Caterpillar Reports Weakest Retail Sales Growth Since September 2017

Just a few weeks after Caterpillar reported disappointing results, which sent its stock sliding amid growing fears about the company’s exposure to China and other emerging markets, moments ago CAT reported October retail sales data which confirmed that the growth slowdown is continuing beyond the 3rd quarter.

The company reported a 21% increase in rolling 3-month North American machine retail sales, down from 28% in September, and the weakest since May’s 20%; more concerning was the sharp drop in the core Asia/Pac sales growth which declined to 20%, down sharply from 51% at the start of the year, and the weakest print since December 2016. Retail sales growth also moderated in secondary markets such as EAME (9%) and Latin America (23%) as the peak in heavy industrial machinery usage appears to have passed earlier this year.

Finally, looking at the big picture, retail sales growth for the entire world is now half where it was earlier this year when it hit 36% in February, and in October it had dropped to just 18%, the lowest going back to September 2017.
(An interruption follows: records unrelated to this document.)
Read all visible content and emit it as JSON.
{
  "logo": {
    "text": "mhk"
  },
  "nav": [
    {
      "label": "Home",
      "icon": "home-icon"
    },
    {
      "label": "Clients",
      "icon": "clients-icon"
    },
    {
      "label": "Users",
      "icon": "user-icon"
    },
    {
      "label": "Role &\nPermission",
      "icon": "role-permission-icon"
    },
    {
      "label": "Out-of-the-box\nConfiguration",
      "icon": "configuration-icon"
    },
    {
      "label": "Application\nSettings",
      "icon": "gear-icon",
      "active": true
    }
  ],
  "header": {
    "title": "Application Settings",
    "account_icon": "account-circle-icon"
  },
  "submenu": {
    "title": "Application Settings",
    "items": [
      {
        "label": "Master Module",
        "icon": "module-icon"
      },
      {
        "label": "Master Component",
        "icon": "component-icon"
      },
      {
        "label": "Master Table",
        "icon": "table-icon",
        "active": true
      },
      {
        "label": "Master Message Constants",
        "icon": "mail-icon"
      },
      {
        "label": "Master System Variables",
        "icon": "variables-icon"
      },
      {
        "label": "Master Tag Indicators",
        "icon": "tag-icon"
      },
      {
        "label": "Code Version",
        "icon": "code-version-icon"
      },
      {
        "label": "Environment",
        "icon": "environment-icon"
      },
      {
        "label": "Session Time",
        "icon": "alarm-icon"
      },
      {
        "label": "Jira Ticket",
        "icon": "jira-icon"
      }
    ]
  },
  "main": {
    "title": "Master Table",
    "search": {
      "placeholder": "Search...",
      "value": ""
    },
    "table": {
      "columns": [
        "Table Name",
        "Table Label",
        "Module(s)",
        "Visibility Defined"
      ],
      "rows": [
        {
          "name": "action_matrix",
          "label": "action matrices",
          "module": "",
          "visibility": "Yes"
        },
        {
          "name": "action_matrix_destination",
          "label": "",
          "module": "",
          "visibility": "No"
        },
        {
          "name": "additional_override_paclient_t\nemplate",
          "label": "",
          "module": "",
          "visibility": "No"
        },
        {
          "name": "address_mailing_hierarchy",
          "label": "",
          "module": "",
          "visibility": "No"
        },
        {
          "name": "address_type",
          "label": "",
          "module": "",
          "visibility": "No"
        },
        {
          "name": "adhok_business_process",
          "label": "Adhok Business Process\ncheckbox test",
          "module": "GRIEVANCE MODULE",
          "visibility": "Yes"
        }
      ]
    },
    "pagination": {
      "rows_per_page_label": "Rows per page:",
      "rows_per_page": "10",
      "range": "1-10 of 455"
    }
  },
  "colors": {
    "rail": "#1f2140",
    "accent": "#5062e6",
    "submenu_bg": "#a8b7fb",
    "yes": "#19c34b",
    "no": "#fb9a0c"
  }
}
The good news: there is still about a year – at the current rate of decline – before global retail sales turn negative as they did in 2013 and stayed there for the next 51 months as China slowed down sharply, and the US shale sector suffered a recession. That said, the trend is troubling and confirms that after peaking at the start of the year, global growth – as proxied by the industrial bellwether that is CaterpillarĀ  – has fizzled sharpy.